The Glasgow Defence Campaign (GDC) has set up a new campaign in opposition to Glasgow City Council’s latest efforts to cleanse the city of anything resembling active opposition to its corrupt rule. Announcing a £15m redevelopment of George Square, Labour council leader Gordon Matheson trumpeted: ‘I want to give the people of Glasgow the square they deserve.’ The suited gangsters of the local Labour party have shown repeatedly what they think the people of Glasgow deserve – corruption, the selling-off of public services and deepening inequality.
In September, GDC called an open public meeting entitled ‘Hands off George Square!’ to begin organising active opposition to this entire process. Drawing in a wide range of people, including concerned citizens, Green councillors, former MSPs and Irish republicans, a programme of action was drawn up to expose and oppose the council’s plans. Since then, mass leafleting and postering campaigns have taken place, huge banners been dropped across motorway bridges, demonstrations organised outside the city chambers, and a letter-writing campaign to politicians and councillors has been undertaken. On 1 December, a day of action will take place culminating in a mock funeral procession to mark the killing off of the square. Further protests are planned at the unveiling of the winning design.
George Square, alongside Glasgow Green, has been one of the key public spaces in the social history of Glasgow. It was the site of the infamous Battle of George Square in January 1919, when 90,000 workers demonstrated for the 40-hour week and raised the red flag, only to be met with English troops and tanks amidst ruling class fears of revolution. It was where John MacLean spoke out against World War I and where rallies in support of the rent strike were held. More recently it has been a rallying point for mass marches against apartheid, the Poll Tax and the Iraq war. The council recently backtracked on a specific proposal to ban protests assembling in the square ‘at this time’ but only as ‘the use of George Square for assembly and dispersal is unlikely to be possible for the next two years’ anyway.
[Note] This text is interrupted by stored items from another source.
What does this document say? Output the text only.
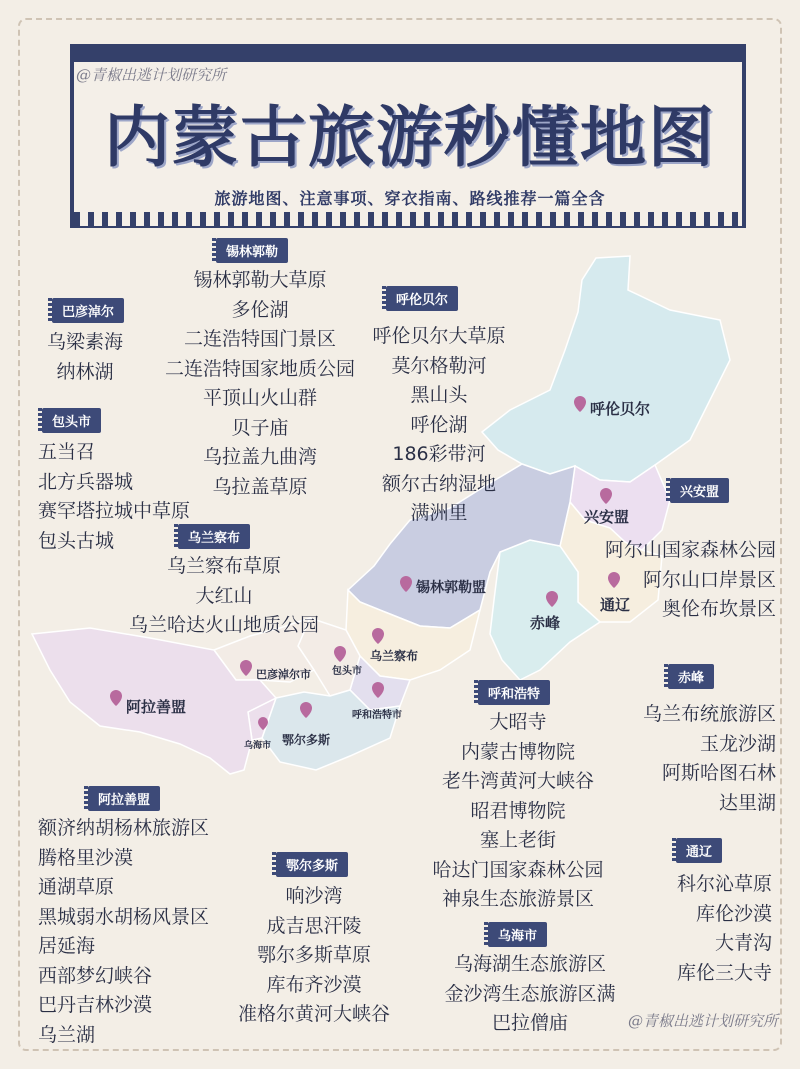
@青椒出逃计划研究所
内蒙古旅游秒懂地图
旅游地图、注意事项、穿衣指南、路线推荐一篇全含
呼伦贝尔
兴安盟
通辽
赤峰
锡林郭勒盟
乌兰察布
包头市
巴彦淖尔市
呼和浩特市
鄂尔多斯
乌海市
阿拉善盟
锡林郭勒
锡林郭勒大草原
多伦湖
二连浩特国门景区
二连浩特国家地质公园
平顶山火山群
贝子庙
乌拉盖九曲湾
乌拉盖草原
巴彦淖尔
乌梁素海
纳林湖
包头市
五当召
北方兵器城
赛罕塔拉城中草原
包头古城
呼伦贝尔
呼伦贝尔大草原
莫尔格勒河
黑山头
呼伦湖
186彩带河
额尔古纳湿地
满洲里
乌兰察布
乌兰察布草原
大红山
乌兰哈达火山地质公园
兴安盟
阿尔山国家森林公园
阿尔山口岸景区
奥伦布坎景区
赤峰
乌兰布统旅游区
玉龙沙湖
阿斯哈图石林
达里湖
呼和浩特
大昭寺
内蒙古博物院
老牛湾黄河大峡谷
昭君博物院
塞上老街
哈达门国家森林公园
神泉生态旅游景区
阿拉善盟
额济纳胡杨林旅游区
腾格里沙漠
通湖草原
黑城弱水胡杨风景区
居延海
西部梦幻峡谷
巴丹吉林沙漠
乌兰湖
鄂尔多斯
响沙湾
成吉思汗陵
鄂尔多斯草原
库布齐沙漠
准格尔黄河大峡谷
通辽
科尔沁草原
库伦沙漠
大青沟
库伦三大寺
乌海市
乌海湖生态旅游区
金沙湾生态旅游区满
巴拉僧庙	@青椒出逃计划研究所
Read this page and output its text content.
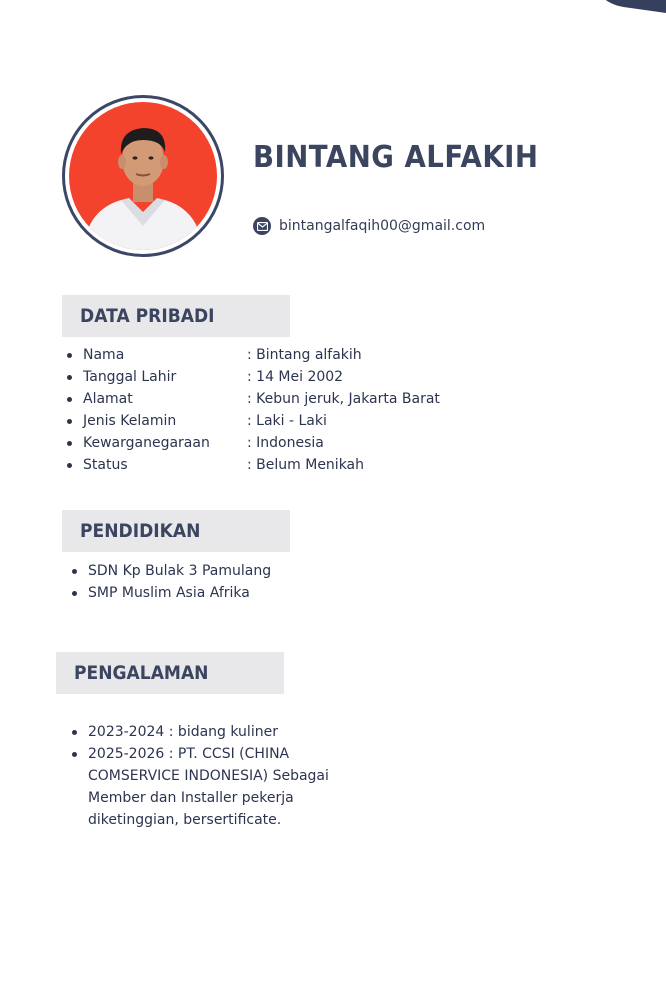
BINTANG ALFAKIH
bintangalfaqih00@gmail.com
DATA PRIBADI
Nama	: Bintang alfakih
Tanggal Lahir	: 14 Mei 2002
Alamat	: Kebun jeruk, Jakarta Barat
Jenis Kelamin	: Laki - Laki
Kewarganegaraan	: Indonesia
Status	: Belum Menikah
PENDIDIKAN
SDN Kp Bulak 3 Pamulang
SMP Muslim Asia Afrika
PENGALAMAN
2023-2024 : bidang kuliner
2025-2026 : PT. CCSI (CHINA COMSERVICE INDONESIA) Sebagai Member dan Installer pekerja diketinggian, bersertificate.
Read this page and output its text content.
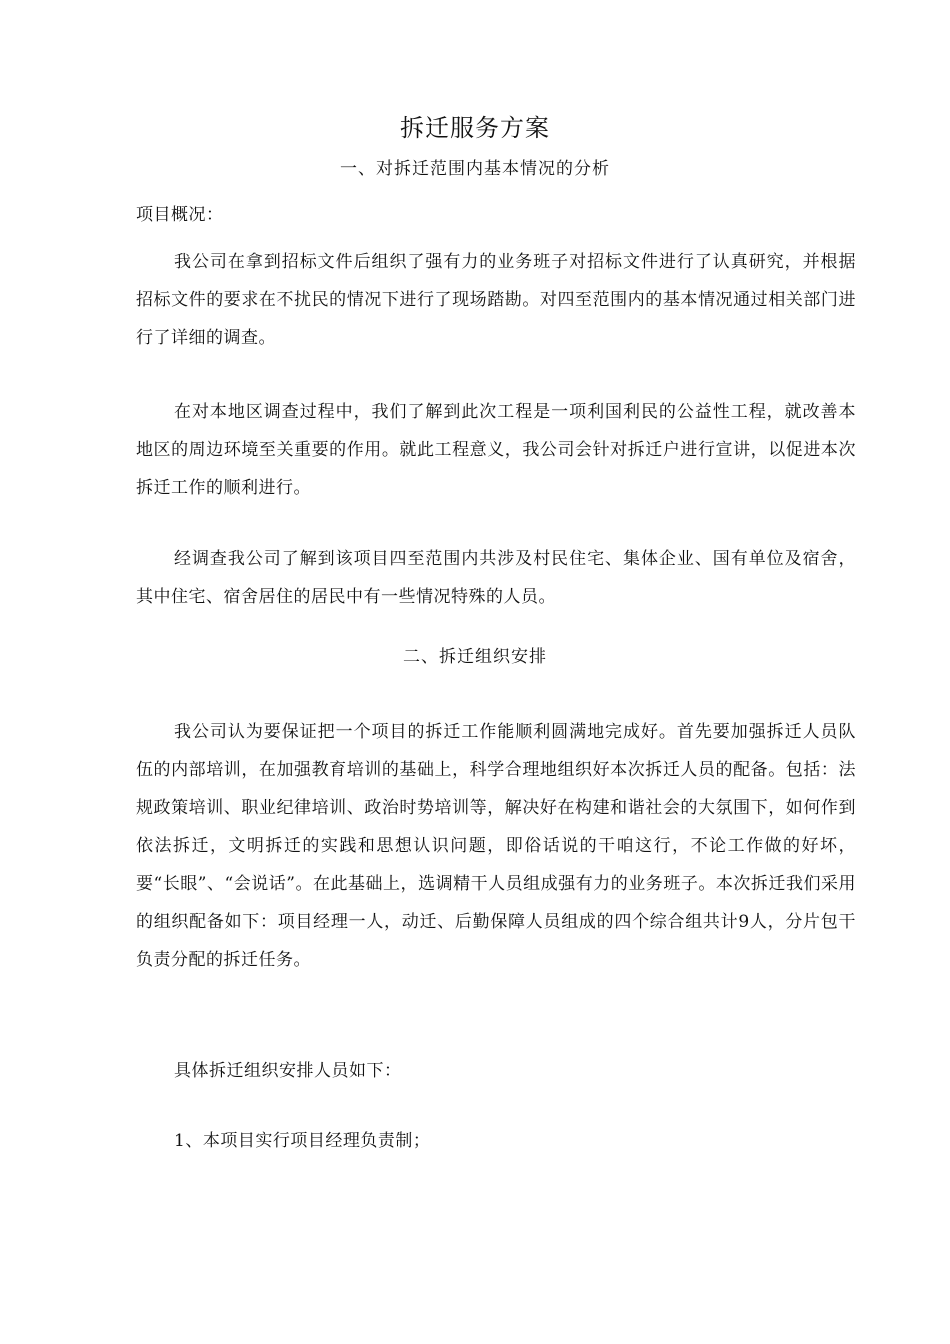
拆迁服务方案
一、对拆迁范围内基本情况的分析

项目概况：

我公司在拿到招标文件后组织了强有力的业务班子对招标文件进行了认真研究，并根据招标文件的要求在不扰民的情况下进行了现场踏勘。对四至范围内的基本情况通过相关部门进行了详细的调查。

在对本地区调查过程中，我们了解到此次工程是一项利国利民的公益性工程，就改善本地区的周边环境至关重要的作用。就此工程意义，我公司会针对拆迁户进行宣讲，以促进本次拆迁工作的顺利进行。

经调查我公司了解到该项目四至范围内共涉及村民住宅、集体企业、国有单位及宿舍，其中住宅、宿舍居住的居民中有一些情况特殊的人员。

二、拆迁组织安排

我公司认为要保证把一个项目的拆迁工作能顺利圆满地完成好。首先要加强拆迁人员队伍的内部培训，在加强教育培训的基础上，科学合理地组织好本次拆迁人员的配备。包括：法规政策培训、职业纪律培训、政治时势培训等，解决好在构建和谐社会的大氛围下，如何作到依法拆迁，文明拆迁的实践和思想认识问题，即俗话说的干咱这行，不论工作做的好坏，要“长眼”、“会说话”。在此基础上，选调精干人员组成强有力的业务班子。本次拆迁我们采用的组织配备如下：项目经理一人，动迁、后勤保障人员组成的四个综合组共计9人，分片包干负责分配的拆迁任务。

具体拆迁组织安排人员如下：

1、本项目实行项目经理负责制；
For the local establishment, such a public space acts as an inconvenient reminder of the class struggle right outside the doors of the city chambers. Such a space has no place in a city being socially cleansed in preparation for the Commonwealth Games in 2014. The winning design for the redevelopment is to be chosen by an unpleasant mix of self-interested Labour councillors, commercial events organisers, architects and ‘city regeneration advisers’. We can be sure that working class life and protest will have no place in such ‘regeneration’.